'Grown Folks Stories': A Show For All Ages
By Allison Kelley in Arts & Entertainment on Sep 21, 2014 7:00PM
Cara Brigandi, host of storytelling series Grown Folks Stories, cuts right to the chase.
“People ask if they can bring their kids to the show and I say sure, when do you want to introduce them to the real world?,” Brigandi says. She calls Grown Folks Stories her baby and the audience her people. And after six years of running the series she remains truthful to its guiding tenets: No judging. No readings. No poetry. Simply storytelling.
Thursday’s show, inside of a packed jewelry store/juice bar/art gallery on Milwaukee Avenue, was electric. People brought lawn chairs and beers to Grown Folks Stories. They set up shop early and they talked and drank and hugged old friends. As a newcomer you get the feeling that everyone knows each other but you don’t ever feel unwelcome. In fact, the storefront venue, lends itself to passerby stopping in to check out the scene. You feel like you’ve stumbled into a backyard party where the guests swap stories you want to stick around for.
Around 8 p.m, after introductions, Brigandi stood at the front of the room and pulled out the name of the first reader of the night, her brother, George. George, and the rest of the readers, would have 5 minutes to tell an off-book story about anything they wanted. George talked about his recent revelatory moment being with a woman who could not have kids and how that made him realize he wanted to have a family. He had to break it off with the woman.
There were fifteen stories told over the course of 2 hours and they ran the gamut of emotions. Storyteller Katie Prout, who admitted she had lurked around the series for a year before finally throwing her name in the bucket, told a story about a chance phone call with a veteran. She thought of her own little brother who joined the navy and the stress of not knowing if he was safe. Though the man on the other end of the phone was a stranger, a customer returning a product, Katie began to cry in her customer support cubicle.
Christian Rangel told the I’m-so-glad-that-was-you-and-not-me story about going for an STD test and mistakenly filling up the sample with semen, not urine. The audience got loud from laughter and audible screams of, “No!” Valentine Soposky shared a story about growing up in a religious community where divorce was vilified and her parents had to pretend to be together. She pulled out a pair of her keys and jangled them into the mike, imitating the sound of her terrifying dad who would announce his presence with a drawn out key jangle. This story was followed by a note from Brigandi: “1 in 4 women are victims of domestic abuse. Please, if you need a safe house, you can stay at my crib.” It’s what you would say to your loved ones, or an audience who has been with you for 6 years and who you consider family.

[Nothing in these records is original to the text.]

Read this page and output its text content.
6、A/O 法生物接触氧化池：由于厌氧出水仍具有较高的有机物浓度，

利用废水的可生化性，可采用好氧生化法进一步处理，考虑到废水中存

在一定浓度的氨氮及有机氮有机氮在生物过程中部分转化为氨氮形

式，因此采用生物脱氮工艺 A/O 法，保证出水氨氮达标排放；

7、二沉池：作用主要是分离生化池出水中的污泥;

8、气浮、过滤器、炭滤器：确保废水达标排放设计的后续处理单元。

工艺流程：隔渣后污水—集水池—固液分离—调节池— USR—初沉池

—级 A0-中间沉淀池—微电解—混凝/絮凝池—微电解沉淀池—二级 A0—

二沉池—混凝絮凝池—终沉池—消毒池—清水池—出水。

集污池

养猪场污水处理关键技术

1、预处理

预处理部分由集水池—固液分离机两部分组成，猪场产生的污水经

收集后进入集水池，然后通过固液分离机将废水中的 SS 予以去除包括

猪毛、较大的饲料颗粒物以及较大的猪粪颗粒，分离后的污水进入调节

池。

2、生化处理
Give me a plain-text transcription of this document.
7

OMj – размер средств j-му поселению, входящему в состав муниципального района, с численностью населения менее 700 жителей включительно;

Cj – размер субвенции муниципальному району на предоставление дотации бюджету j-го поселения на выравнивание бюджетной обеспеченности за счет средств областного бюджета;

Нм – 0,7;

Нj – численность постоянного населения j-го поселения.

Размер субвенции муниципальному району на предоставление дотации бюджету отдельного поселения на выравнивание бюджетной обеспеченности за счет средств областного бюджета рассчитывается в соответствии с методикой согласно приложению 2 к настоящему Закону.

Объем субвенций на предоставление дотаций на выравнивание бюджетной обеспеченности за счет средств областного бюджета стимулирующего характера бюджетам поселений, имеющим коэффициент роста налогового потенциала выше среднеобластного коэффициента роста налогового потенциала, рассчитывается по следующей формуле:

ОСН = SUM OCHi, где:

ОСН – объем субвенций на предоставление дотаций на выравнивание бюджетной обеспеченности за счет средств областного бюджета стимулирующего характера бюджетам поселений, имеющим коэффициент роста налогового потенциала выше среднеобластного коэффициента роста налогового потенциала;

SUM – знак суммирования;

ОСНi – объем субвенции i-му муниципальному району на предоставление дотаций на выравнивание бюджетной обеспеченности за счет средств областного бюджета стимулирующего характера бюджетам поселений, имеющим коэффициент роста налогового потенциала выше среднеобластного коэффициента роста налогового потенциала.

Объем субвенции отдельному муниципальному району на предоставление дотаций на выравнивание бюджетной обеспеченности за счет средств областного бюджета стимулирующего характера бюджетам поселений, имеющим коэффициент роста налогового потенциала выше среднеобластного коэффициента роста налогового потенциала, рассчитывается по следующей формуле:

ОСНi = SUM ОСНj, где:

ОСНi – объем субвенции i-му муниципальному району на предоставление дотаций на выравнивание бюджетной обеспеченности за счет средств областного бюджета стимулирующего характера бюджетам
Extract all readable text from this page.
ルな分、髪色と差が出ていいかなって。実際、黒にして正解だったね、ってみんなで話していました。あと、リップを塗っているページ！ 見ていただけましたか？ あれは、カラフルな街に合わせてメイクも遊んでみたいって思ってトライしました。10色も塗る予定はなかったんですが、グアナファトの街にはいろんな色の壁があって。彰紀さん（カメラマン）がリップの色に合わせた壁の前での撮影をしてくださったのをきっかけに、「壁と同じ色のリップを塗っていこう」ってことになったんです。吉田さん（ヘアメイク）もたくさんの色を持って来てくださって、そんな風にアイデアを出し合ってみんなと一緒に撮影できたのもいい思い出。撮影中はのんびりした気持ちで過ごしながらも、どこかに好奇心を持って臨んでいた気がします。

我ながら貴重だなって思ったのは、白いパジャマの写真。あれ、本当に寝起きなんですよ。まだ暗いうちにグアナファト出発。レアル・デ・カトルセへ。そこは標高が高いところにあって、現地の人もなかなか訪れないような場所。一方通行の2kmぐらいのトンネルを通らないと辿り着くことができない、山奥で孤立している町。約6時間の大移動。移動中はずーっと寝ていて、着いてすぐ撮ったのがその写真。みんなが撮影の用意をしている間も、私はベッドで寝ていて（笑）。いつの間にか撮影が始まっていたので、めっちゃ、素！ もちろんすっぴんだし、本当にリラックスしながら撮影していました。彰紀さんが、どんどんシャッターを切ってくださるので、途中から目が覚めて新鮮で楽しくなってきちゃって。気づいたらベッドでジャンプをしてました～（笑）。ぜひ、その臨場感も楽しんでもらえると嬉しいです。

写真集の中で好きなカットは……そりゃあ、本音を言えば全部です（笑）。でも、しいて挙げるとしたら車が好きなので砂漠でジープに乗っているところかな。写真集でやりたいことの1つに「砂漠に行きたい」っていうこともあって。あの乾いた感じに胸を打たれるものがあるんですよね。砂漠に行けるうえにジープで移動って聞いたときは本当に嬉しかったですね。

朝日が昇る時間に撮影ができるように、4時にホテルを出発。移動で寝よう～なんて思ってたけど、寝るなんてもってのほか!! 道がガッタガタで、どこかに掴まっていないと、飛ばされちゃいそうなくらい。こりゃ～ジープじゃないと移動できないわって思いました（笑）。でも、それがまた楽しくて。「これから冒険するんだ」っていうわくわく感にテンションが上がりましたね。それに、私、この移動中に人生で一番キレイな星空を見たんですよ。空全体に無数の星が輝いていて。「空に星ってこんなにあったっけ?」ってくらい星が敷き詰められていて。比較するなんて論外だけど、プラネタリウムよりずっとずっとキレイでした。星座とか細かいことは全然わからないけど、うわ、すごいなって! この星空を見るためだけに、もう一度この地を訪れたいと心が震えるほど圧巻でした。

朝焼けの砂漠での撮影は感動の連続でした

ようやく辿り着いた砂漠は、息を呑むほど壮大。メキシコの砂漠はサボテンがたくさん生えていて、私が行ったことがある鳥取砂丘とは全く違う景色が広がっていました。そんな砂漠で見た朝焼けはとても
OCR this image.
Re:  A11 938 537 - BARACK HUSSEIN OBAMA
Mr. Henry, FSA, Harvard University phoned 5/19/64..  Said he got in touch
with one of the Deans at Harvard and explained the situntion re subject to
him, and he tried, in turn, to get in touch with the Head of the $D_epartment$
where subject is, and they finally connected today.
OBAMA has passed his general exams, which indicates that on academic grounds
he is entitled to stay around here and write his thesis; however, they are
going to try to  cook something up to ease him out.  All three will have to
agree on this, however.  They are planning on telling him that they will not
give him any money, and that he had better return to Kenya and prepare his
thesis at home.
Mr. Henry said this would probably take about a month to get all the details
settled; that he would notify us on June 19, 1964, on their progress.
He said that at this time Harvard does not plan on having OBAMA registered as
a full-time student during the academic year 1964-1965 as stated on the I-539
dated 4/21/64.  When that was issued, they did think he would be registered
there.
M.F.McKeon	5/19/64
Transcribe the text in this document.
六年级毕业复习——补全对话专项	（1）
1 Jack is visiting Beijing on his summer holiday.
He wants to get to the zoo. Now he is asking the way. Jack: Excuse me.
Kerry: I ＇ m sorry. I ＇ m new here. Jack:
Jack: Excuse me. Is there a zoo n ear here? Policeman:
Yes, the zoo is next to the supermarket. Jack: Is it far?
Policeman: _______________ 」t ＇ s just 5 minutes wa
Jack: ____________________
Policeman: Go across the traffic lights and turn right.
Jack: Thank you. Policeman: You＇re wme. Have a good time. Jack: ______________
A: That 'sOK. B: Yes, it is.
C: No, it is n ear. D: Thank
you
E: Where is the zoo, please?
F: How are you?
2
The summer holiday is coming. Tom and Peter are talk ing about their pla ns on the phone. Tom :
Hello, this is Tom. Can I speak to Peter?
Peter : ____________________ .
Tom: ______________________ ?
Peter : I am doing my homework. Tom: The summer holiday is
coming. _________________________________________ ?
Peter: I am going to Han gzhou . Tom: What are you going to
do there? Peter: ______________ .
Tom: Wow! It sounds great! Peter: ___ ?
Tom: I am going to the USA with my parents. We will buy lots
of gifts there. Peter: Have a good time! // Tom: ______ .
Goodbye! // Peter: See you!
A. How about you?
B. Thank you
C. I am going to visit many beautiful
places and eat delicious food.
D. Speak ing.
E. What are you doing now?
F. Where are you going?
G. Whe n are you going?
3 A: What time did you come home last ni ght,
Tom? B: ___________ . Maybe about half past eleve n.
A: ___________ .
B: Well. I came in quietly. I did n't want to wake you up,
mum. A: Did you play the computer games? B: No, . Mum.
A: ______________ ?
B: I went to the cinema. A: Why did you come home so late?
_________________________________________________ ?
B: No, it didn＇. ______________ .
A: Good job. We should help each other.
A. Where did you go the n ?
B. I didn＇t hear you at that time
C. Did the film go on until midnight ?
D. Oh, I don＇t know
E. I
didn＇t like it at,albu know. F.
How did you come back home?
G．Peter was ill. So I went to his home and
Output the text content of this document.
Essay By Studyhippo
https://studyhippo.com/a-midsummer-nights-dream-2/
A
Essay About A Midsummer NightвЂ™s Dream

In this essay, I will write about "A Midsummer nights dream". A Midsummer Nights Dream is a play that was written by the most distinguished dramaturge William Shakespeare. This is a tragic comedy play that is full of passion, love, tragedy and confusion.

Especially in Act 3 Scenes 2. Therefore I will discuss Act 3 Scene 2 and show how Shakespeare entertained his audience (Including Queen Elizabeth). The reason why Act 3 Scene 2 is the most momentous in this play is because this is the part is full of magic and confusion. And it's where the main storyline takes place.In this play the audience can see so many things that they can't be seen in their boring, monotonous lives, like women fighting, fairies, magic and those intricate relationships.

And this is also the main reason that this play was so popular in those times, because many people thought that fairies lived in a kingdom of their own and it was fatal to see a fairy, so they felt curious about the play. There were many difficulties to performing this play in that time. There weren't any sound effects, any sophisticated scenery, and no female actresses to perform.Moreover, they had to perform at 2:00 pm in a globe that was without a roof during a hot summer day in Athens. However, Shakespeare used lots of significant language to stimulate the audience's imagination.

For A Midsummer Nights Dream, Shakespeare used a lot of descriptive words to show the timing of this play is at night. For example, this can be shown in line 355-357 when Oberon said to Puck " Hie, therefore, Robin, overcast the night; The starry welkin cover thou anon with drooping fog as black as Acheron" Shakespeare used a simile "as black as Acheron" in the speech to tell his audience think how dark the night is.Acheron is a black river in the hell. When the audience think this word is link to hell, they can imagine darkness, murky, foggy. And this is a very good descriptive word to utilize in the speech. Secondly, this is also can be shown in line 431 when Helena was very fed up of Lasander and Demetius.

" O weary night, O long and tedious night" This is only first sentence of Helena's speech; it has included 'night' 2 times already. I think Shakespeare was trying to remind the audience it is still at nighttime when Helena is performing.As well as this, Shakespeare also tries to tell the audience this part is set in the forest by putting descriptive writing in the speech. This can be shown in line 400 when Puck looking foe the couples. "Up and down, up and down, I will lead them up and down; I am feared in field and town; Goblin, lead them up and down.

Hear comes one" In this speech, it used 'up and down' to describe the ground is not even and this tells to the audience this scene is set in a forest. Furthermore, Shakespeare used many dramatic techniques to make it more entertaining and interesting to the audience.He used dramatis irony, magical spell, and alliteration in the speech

Just before 10 p.m., the crowd thinned out but there were still the diehards seated at the front, staying put until the last story was told. Patrick Hickey took the mike and used a benign story about losing his glasses to tell a deeper and darker story about growing up on the wrong side of the tracks. One night, blitzed out of his mind, he boarded the California Blue Line train and woke up at 4 a.m. outside, on the edges of the city.
He didn’t know how he got there but he realized he was near his childhood friend’s house. The friend had been stabbed to death at 19 years old, but his friend's mom still lived in the house and Patrick never consoled her when the murder first happened. Something that night told him he needed to get to her house to apologize and talk about the past.
With that type of tale being told, Grown Folks Stories is worth staying for.
Grown Folks Stories runs the third Thursday of every month at 8 p.m. at The Silver Room at 1442 N Milwaukee Avenue. Get there at 7:30 to grab one of the handful of provided seats or bring your own chair. BYOB.